Firefox blockiert Flash-Inhalte

Achtung: Flash-Player kann Ihre Daten
beschädigen!

Nachdem Berichte über Sicherheitslücken beim Flash Player von Adobe immer häufiger wurden, hat Mozilla sich dazu entschlossen, Flash-Inhalte zukünftig in seinem weit verbreiteten Firefox-Browser zu blockieren. Ein Sicherheitsbeauftragter von Facebook geht sogar noch weiter und fordert generell das Ende von Flash. Es ist nicht das erst Mal, dass Flash in der Kritik steht.

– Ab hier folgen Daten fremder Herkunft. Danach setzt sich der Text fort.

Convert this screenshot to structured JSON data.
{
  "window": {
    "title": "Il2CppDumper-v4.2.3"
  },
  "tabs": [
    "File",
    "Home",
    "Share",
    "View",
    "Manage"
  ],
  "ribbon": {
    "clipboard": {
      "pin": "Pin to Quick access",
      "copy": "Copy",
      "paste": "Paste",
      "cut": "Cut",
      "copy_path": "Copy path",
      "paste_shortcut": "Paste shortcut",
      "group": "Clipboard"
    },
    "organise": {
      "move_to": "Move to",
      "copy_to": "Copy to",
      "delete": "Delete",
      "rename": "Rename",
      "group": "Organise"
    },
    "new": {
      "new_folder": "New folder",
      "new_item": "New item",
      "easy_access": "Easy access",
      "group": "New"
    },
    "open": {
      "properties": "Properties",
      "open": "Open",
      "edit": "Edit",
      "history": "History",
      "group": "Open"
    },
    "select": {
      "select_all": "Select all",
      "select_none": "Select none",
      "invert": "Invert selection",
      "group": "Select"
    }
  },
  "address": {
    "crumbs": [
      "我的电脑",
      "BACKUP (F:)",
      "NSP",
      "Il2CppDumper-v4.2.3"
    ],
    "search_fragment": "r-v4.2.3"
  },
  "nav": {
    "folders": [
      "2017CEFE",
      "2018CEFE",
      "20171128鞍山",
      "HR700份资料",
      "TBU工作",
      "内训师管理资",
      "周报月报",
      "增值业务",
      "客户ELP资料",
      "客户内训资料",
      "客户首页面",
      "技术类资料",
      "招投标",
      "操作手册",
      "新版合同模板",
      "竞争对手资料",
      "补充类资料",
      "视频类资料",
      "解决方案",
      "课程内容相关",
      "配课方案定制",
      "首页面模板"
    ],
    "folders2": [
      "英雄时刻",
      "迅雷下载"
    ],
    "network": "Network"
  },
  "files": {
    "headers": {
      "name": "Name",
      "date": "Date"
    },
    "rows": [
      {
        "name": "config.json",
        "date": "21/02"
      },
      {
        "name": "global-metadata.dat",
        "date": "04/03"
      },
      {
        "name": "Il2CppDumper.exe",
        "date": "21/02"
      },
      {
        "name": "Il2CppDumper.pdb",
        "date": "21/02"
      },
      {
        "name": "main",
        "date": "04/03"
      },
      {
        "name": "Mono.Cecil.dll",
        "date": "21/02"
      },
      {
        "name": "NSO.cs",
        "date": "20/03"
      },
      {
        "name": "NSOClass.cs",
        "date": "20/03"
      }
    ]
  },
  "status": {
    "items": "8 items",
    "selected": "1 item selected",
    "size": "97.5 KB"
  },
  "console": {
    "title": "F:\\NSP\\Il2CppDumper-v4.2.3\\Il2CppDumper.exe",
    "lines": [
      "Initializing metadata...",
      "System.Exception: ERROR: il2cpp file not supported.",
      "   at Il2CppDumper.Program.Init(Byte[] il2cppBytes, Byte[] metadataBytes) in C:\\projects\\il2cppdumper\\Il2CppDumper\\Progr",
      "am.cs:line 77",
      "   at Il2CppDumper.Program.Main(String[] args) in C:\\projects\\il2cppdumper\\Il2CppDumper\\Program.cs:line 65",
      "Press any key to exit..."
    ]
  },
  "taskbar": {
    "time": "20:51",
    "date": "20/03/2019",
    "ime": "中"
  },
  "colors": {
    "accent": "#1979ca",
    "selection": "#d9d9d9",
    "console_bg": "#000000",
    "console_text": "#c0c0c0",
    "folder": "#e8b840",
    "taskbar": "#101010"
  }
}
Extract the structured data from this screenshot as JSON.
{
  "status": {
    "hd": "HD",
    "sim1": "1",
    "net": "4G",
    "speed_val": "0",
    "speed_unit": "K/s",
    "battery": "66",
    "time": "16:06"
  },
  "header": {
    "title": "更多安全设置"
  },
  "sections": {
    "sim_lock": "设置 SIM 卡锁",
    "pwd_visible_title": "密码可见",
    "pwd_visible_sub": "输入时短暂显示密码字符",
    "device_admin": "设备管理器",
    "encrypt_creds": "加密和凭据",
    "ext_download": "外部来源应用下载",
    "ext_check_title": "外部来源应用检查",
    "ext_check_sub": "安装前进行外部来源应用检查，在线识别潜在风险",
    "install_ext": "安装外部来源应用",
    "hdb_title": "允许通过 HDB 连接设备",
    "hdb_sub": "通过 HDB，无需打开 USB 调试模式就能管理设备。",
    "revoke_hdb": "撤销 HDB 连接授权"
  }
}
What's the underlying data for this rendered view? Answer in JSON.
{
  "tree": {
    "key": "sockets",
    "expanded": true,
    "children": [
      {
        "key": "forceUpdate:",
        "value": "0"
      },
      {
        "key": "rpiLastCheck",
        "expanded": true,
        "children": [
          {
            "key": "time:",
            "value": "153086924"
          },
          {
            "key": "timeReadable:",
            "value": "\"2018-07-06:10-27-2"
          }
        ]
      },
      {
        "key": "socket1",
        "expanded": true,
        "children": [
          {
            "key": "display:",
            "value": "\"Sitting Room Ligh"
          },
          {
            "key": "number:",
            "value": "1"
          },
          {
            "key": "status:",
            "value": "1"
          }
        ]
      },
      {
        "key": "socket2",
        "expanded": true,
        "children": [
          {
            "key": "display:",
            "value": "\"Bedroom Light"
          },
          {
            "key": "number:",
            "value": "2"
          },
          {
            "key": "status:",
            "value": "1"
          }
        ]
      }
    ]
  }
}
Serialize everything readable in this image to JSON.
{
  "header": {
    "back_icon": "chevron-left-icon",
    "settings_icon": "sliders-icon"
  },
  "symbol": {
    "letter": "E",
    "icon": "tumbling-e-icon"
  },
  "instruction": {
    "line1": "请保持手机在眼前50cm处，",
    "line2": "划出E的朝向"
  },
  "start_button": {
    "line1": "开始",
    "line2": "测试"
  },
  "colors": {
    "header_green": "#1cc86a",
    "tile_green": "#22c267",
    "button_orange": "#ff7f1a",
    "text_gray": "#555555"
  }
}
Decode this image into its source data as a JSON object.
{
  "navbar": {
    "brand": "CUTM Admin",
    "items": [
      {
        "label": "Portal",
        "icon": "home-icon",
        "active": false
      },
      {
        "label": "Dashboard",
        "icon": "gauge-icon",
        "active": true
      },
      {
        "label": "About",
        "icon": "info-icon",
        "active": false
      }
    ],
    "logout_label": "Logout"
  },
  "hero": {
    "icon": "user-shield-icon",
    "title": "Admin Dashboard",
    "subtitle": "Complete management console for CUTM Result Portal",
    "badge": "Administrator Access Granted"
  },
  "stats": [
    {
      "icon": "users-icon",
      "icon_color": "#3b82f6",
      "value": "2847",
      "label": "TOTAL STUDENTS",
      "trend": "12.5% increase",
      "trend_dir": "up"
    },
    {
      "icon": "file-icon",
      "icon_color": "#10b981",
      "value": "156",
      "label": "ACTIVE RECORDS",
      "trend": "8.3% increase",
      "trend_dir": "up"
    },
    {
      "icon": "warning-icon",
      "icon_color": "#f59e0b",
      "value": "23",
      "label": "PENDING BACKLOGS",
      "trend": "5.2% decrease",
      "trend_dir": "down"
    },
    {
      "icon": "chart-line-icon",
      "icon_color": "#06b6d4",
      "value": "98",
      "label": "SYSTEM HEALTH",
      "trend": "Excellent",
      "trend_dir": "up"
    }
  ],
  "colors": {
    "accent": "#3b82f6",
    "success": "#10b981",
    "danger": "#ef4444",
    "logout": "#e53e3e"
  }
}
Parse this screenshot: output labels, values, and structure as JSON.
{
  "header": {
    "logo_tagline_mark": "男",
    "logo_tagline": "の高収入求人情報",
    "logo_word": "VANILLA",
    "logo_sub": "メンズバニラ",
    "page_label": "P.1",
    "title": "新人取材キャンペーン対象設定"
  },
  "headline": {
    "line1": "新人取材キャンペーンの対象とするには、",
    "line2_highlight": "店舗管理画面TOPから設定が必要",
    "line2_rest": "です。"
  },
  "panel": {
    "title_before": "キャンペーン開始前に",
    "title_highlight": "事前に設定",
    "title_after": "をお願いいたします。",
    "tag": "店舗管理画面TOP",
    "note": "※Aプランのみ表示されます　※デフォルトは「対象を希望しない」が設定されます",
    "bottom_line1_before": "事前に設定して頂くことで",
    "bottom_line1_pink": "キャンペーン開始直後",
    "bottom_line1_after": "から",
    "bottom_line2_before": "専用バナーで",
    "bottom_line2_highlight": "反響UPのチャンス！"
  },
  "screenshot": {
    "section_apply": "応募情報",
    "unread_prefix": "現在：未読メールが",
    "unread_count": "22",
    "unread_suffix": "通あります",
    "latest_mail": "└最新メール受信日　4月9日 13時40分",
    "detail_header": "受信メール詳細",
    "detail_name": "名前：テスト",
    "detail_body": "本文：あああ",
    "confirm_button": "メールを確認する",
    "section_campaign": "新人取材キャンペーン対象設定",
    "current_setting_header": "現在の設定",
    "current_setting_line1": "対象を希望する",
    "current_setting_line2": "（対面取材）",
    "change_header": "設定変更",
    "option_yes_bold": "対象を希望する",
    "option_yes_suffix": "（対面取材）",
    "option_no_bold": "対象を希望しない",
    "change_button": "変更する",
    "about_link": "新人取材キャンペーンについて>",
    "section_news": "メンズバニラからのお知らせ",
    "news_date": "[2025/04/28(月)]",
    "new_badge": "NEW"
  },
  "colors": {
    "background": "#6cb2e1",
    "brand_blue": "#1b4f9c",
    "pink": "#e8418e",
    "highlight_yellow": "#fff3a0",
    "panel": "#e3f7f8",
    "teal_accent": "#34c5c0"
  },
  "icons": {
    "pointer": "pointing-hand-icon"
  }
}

Immer wieder gravierende Sicherheitslücken
In der Vergangenheit sind immer wieder potenziell gefährliche Sicherheitslücken bekannt geworden, die den Flash-Player von Adobe betrafen. Das Unternehmen musste daraufhin wiederholt schnelle Notfall-Updates veröffentlichen, um die Lücken zu entschärfen. Während beim Chrome-Browser von Google der Nutzer vor der Ausführung von Flash-Inhalten lediglich explizit nach einer Zustimmung gefragt wird, reagiert Mozilla deutlich schärfer auf die Sicherheitsprobleme. Im Firefox-Browser wird das Laden und Anzeigen von Flash-Inhalten zukünftig automatisch blockiert. Versucht der Browser einen interaktiven bzw. multimedialen Inhalt zu laden, bekommt der Nutzer lediglich eine Warnmeldung angezeigt, die darüber informiert, dass Flash aus Sicherheitsgründen nicht ausgeführt wird. Die Maßnahme soll laut Mark Schmidt, dem Chef der Firefox Support-Abteilung, solange beibehalten werden, bis keine Sicherheitslücken des Flash Players mehr öffentlich bekannt sind. Auch Facebook hat auf die wiederholten Sicherheitslücken beim Flash Player reagiert. Der Sicherheitschef des Unternehmens hinter dem sozialen Netzwerk hat Adobe öffentlich aufgefordert das Produkt einzustellen und den Flash Player endgültig zu beerdigen.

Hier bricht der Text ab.